Null Toleranz bei Verfahrensfehlern
Das BAG hat klargestellt: Bei Massenentlassungen gibt es keinen Spielraum mehr für schlampige Verfahren. Im Fall 6 AZR 157/22 entschieden die Richter, dass Kündigungen automatisch unwirksam sind, wenn der Arbeitgeber die Reihenfolge nicht einhält. Konkret: Die Konsultation mit dem Betriebsrat muss vollständig abgeschlossen sein, bevor die offizielle Anzeige bei der Behörde erfolgt. Wer Schritte parallel durchführt oder die Reihenfolge vertauscht, verliert – ohne Wenn und Aber.
„Das zwingt Personalabteilungen zu einer lückenlosen Dokumentation ihrer Konsultationszeiten“, kommentieren Arbeitsrechtler die Entscheidung. Besonders betroffen: Unternehmen mit mehreren Standorten, die zeitgleich Stellen abbauen wollen.
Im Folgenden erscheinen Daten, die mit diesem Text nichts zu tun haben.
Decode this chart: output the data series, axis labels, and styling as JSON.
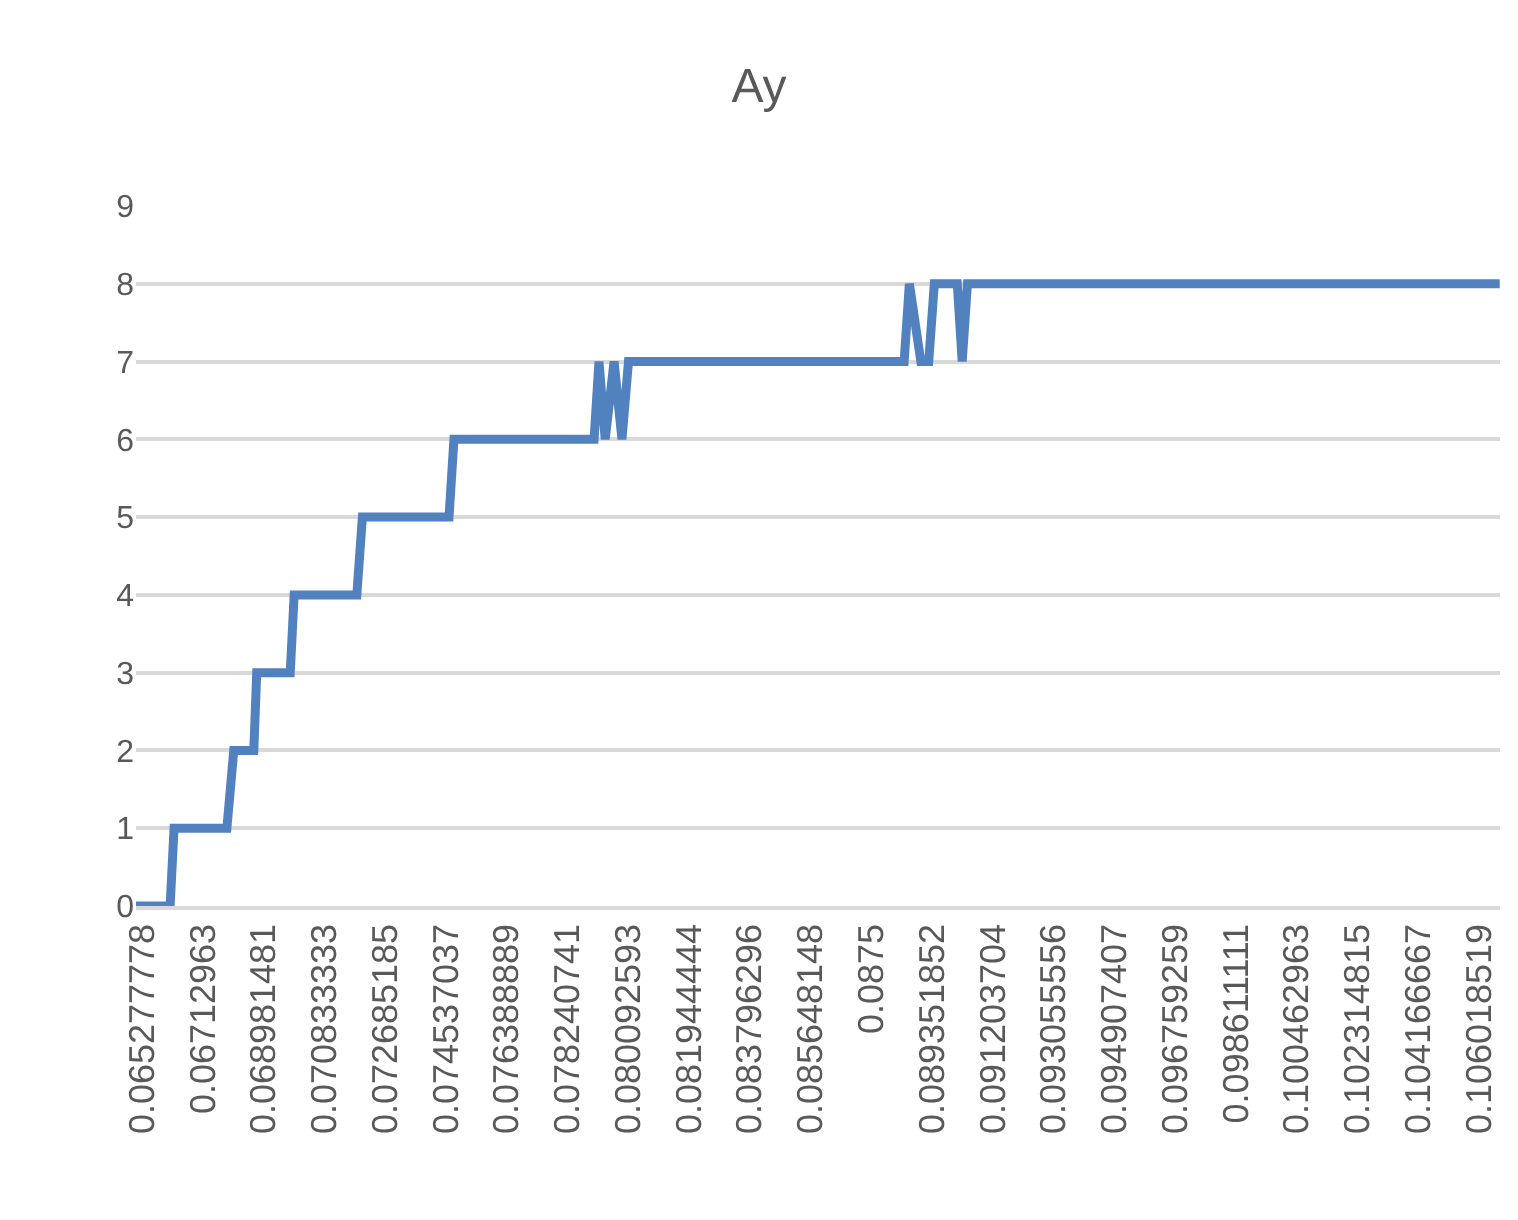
{
  "chart_data": {
    "type": "line",
    "title": "Ay",
    "x": [
      0.06509,
      0.06613,
      0.06625,
      0.06786,
      0.06807,
      0.06868,
      0.06877,
      0.06979,
      0.06991,
      0.07182,
      0.07199,
      0.07463,
      0.07478,
      0.07905,
      0.0792,
      0.07939,
      0.07966,
      0.0799,
      0.0801,
      0.0885,
      0.08866,
      0.08901,
      0.08925,
      0.08942,
      0.09012,
      0.09027,
      0.09043,
      0.10665
    ],
    "series": [
      {
        "color": "#5181bf",
        "values": [
          0,
          0,
          1,
          1,
          2,
          2,
          3,
          3,
          4,
          4,
          5,
          5,
          6,
          6,
          7,
          6,
          7,
          6,
          7,
          7,
          8,
          7,
          7,
          8,
          8,
          7,
          8,
          8
        ]
      }
    ],
    "xlim": [
      0.06509,
      0.10666
    ],
    "xticks": [
      0.065277778,
      0.06712963,
      0.068981481,
      0.070833333,
      0.072685185,
      0.074537037,
      0.076388889,
      0.078240741,
      0.080092593,
      0.081944444,
      0.083796296,
      0.085648148,
      0.0875,
      0.089351852,
      0.091203704,
      0.093055556,
      0.094907407,
      0.096759259,
      0.098611111,
      0.100462963,
      0.102314815,
      0.104166667,
      0.106018519
    ],
    "ylim": [
      0,
      9
    ],
    "yticks": [
      0,
      1,
      2,
      3,
      4,
      5,
      6,
      7,
      8,
      9
    ],
    "grid": "y",
    "marker": "none",
    "line_style": "solid"
  }
}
Da die Strenge der Gerichte bei Restrukturierungen keinen Spielraum für Verfahrensfehler lässt, ist die präzise Vorbereitung eines rechtssicheren Interessenausgleichs entscheidend. Dieser kostenlose Leitfaden zeigt, wie Sie Mitbestimmungsrechte optimal berücksichtigen und faire Sozialpläne für alle Beteiligten verhandeln. Kostenlosen Ratgeber für rechtssichere Sozialpläne sichern
Die Strenge der Gerichte zeigt sich auch bei Einzelfällen. Das Landesarbeitsgericht Stuttgart urteilte am 19. Dezember 2025: Die zweiwöchige Frist für außerordentliche Kündigungen nach Paragraf 626 BGB wird nicht verlängert – selbst wenn das Integrationsamt noch über einen Schwerbehindertenantrag entscheidet. Arbeitgeber müssen also blitzschnell handeln oder verlieren ihr Kündigungsrecht.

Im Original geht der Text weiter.